Rather than being a specific form of dwarfism, primordial dwarfism is the name for a family of conditions which cause similar symptoms. Russel-Silver Syndrome and Seckel Syndrome, among others, can cause primordial dwarfism. Most of the disorders which cause this kind of dwarfism are skeletal or endocrine in nature, and they are not curable, although the symptoms can be treated and managed. Along with dwarfism, these conditions can cause other medical issues, ranging from seizures to an unusually-formed head.
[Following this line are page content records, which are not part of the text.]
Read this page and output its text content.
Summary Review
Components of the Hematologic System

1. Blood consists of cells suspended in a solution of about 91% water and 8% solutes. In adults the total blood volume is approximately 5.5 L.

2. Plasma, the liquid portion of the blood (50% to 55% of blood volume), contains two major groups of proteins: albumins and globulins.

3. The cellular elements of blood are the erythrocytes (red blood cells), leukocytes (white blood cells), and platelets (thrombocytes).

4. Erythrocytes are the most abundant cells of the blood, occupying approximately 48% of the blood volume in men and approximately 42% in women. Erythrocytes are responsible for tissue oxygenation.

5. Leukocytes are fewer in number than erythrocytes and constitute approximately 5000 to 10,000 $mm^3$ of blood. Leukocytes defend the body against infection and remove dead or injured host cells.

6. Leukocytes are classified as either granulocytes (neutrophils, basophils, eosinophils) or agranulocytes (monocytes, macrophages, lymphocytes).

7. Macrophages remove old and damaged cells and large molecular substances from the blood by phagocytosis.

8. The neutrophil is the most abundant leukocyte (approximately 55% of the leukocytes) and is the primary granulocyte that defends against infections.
Signs of primordial dwarfism emerge early, although they may take some time to identify. Generally, when ultrasounds are performed, the fetus is unusually small for his or her gestational age. Because a lot of things can cause this, it may be identified as something to watch, but not necessarily a cause for concern. When the baby is born, he or she will be smaller than most babies born at the same gestational age, and the baby will also fail to grow as expected after birth. As the child grows, a doctor will realize that the child has some form of dwarfism, and tests may be combined with a careful monitoring of the patient to determine the cause.
In primordial dwarfism, the patient's body is often proportionately smaller, in contrast with other forms of dwarfism, in which different parts of the body may not be in proportion with each other. Some patients develop microcephaly, in which their heads fail to grow at the same rates that their bodies do, and this can lead to a variety of medical problems. Despite being smaller than expected, a patient with primordial dwarfism may be exactly like other children in other respects, such as the rate of mental development.
People with primordial dwarfism and other dwarfism disorders often struggle to be accepted in society. Historically, people with dwarfism were kept almost like pets by royalty, used for entertainment and amusement. In the modern era, people with dwarfism, who may refer to themselves as dwarfs, midgets, or little people, depending on personal preference, may have difficulty navigating a world designed for larger people. Many people with dwarfism also find that larger people assume that their intellects are dwarfed along with their bodies, although this is not the case.